M&G income fund attracts PBs

Latest data from Citywire Discovery has revealed that net assets inflows for M&G Investments’ M&G Optimal Income Fund reached $4.80 billion from November 2016 to October 2017.

Managed by Richard Woolnough, the fund came in fourth in Citywire’s fund manager ratings.

According to Ben Cherrington, Asia Pacific, head of intermediary channels, in the past 18 months, the vast majority of fund flows through private bank clients have been into fixed income funds in general, specifically those with flexible mandate.

‘The strategy is an unconstrained, flexible, go anywhere solution, designed to identify opportunities across the duration and credit spectrum.

‘Its steady income stream and heavily resourced team have also resulted in keen interest from many major private banks in the region,’ he told Citywire Asia.

Since the start of 2017, Woolnough has found investment grade credit more attractive than high yield, and has reduced the fund’s high yield exposure from around 35% to below 14%, which is the lowest ever level.

He said M&G remains positive on credit and believes there is room for further spread compression.

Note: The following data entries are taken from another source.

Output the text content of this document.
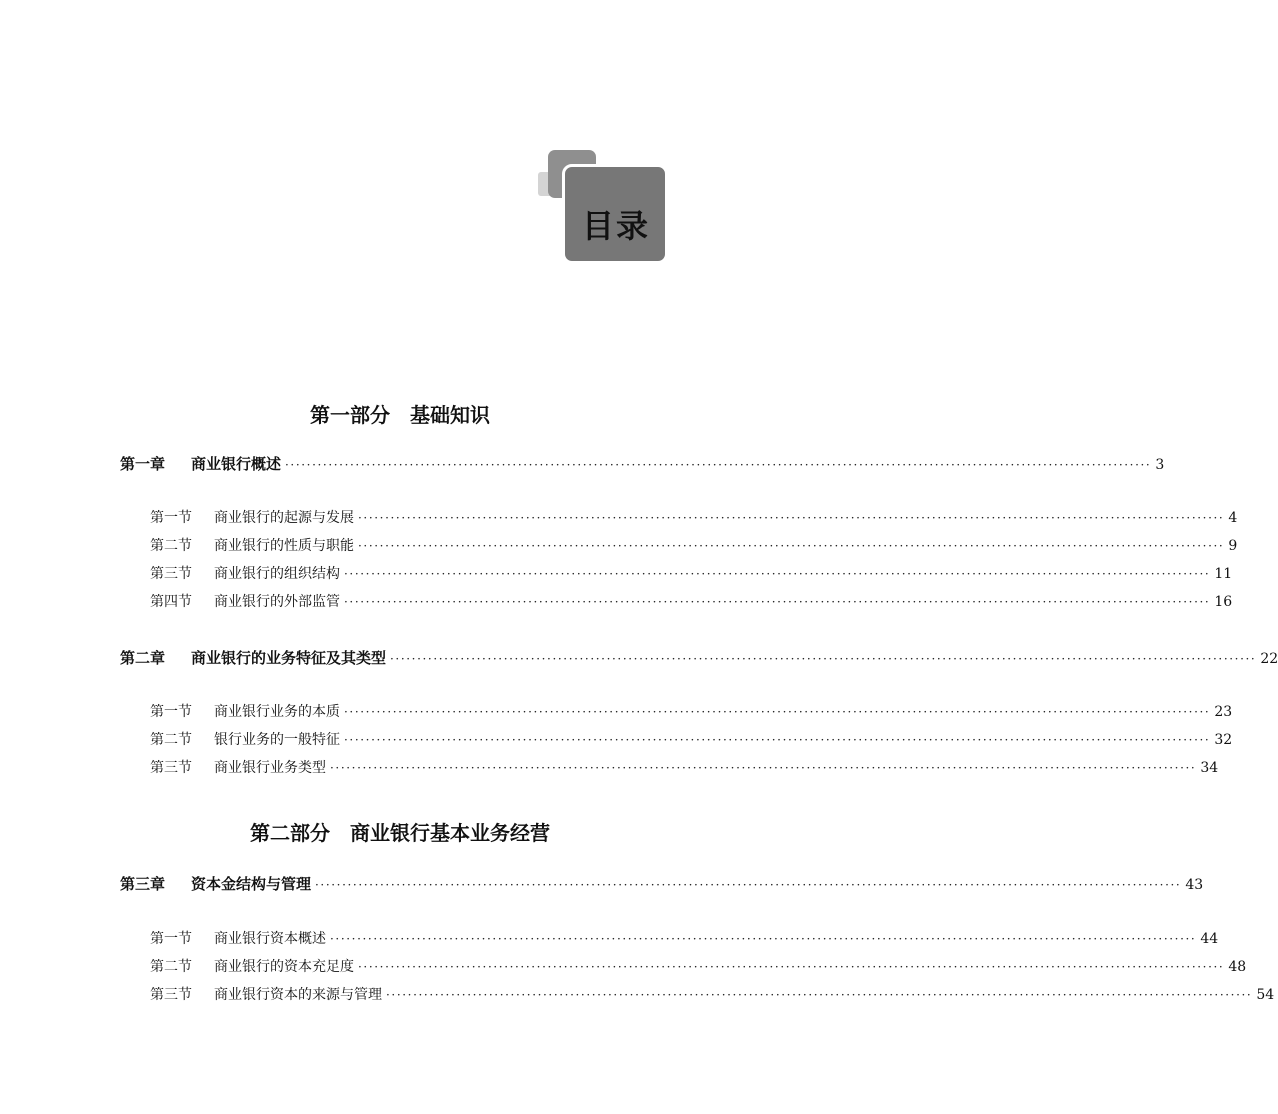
目录
第一部分 基础知识
第一章 商业银行概述 ································································································································································ 3
第一节 商业银行的起源与发展 ································································································································································ 4
第二节 商业银行的性质与职能 ································································································································································ 9
第三节 商业银行的组织结构 ································································································································································ 11
第四节 商业银行的外部监管 ································································································································································ 16
第二章 商业银行的业务特征及其类型 ································································································································································ 22
第一节 商业银行业务的本质 ································································································································································ 23
第二节 银行业务的一般特征 ································································································································································ 32
第三节 商业银行业务类型 ································································································································································ 34
第二部分 商业银行基本业务经营
第三章 资本金结构与管理 ································································································································································ 43
第一节 商业银行资本概述 ································································································································································ 44
第二节 商业银行的资本充足度 ································································································································································ 48
第三节 商业银行资本的来源与管理 ································································································································································ 54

‘The portfolio is short duration as we expect the trajectory of bond yields over the medium term to be upwards.’

‘One of the biggest uncertainties to markets so far remains what will happen for Brexit and what compromises will be made, which has a big influence in terms of whether it is a stable or difficult political world,’ he added.

Moving into 2018, Woolnough said M&G is positive on corporate bonds, especially issues from US companies.

‘The global economy is in a reasonable health, investors are in a period of synchronised global growth and company default rates remain low.

‘However, we remain cautious on government bonds, believing that they are already expensive. Therefore, there is little more upside but considerable downside as further interest rate rises in the US are likely.’